Terörizmin geçmişten günümüze dönemsel özelliklerini şu biçimde tablo halinde gösterebiliriz:
Tablo 1: Özet Olarak Terörizm Dönemleri
Devlet-Devlet Destekli-Bireysel Terör
Literatürde terörizmi tanımlama sorunundan başka bir diğer önemli sorun ise terör ve terörizm kavramlarının anlam olarak birbirlerinden farklı olsalar da birbirleri yerine kullanılması sorunudur.
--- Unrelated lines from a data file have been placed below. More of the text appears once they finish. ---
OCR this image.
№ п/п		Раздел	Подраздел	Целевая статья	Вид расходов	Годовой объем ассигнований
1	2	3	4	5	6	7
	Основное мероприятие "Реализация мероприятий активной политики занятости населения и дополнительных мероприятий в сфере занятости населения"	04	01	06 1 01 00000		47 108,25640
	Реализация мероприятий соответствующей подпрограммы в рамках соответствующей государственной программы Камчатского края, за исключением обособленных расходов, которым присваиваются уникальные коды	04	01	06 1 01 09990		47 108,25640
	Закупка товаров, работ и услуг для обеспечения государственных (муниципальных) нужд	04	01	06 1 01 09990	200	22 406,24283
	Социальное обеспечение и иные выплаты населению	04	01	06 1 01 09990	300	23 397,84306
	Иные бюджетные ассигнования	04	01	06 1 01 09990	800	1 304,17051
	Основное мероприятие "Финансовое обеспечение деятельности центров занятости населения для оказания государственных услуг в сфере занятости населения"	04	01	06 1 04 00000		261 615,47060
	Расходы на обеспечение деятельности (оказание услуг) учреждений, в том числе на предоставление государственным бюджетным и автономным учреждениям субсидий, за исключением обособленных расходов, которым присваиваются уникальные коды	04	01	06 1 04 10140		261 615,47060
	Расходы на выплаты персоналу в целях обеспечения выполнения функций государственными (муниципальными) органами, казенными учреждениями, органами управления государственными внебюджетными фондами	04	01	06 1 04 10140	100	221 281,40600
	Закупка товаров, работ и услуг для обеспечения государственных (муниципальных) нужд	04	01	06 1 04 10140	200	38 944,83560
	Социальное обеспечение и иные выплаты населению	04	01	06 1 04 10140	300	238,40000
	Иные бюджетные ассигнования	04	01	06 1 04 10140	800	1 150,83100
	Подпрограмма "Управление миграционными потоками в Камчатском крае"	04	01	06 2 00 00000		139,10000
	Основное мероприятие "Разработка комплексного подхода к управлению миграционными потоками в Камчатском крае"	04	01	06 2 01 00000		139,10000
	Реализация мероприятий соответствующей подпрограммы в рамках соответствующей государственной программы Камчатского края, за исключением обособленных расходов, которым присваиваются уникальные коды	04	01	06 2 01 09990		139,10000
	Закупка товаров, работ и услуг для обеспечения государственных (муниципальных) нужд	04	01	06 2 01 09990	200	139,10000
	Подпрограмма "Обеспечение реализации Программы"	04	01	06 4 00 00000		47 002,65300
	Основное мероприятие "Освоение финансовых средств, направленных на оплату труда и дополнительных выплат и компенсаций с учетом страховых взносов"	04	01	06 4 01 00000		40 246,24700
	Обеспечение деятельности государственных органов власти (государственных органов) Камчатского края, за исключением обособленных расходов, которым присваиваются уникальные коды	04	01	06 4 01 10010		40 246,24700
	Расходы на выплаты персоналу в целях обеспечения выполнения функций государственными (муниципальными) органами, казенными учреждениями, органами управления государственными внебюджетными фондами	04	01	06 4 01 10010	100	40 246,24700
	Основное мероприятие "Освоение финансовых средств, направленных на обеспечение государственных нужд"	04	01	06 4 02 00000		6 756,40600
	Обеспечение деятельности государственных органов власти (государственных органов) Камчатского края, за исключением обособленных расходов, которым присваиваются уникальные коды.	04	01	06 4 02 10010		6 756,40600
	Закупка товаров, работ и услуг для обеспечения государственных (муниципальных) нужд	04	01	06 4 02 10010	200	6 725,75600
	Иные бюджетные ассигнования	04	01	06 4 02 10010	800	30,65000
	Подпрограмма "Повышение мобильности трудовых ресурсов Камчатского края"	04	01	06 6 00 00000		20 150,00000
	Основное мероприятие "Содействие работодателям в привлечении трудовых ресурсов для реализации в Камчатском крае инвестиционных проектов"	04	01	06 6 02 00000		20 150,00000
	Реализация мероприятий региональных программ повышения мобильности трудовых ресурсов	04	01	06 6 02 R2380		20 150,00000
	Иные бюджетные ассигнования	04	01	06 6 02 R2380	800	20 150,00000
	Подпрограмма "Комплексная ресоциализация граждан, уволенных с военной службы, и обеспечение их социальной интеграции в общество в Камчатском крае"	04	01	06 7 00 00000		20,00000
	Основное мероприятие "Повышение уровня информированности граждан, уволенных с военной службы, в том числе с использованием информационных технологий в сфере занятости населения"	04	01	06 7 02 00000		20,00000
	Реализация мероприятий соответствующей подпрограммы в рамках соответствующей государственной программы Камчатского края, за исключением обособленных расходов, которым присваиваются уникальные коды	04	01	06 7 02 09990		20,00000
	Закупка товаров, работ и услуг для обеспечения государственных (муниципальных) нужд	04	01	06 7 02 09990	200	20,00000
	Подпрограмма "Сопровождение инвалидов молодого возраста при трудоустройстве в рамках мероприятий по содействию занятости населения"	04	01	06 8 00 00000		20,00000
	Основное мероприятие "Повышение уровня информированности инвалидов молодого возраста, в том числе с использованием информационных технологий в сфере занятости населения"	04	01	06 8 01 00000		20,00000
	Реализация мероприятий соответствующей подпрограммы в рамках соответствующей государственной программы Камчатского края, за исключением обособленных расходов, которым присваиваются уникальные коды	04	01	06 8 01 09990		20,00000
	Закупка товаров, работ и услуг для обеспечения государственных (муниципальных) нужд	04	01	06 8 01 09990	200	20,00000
Terör ya da Arapça kökenli Türkçe karşılığıyla "tedhiş", aşırı şiddet içeren, yıldırma, korkutma hareket ya da hareketleri iken terörizm ideoloji, örgüt ve eylemi içeren bir strateji-yöntem bütünüdür. Diğer bir deyişle terörizm, daha çok sanayileşme insanının keşfettiği mücadele tarzının fikri kısmıdır (Bal, 2006b: 7) ve terör, stratejik eylemi; terörizm ise stratejik söylemi belirtmektedir (Bal, 2006a: 35).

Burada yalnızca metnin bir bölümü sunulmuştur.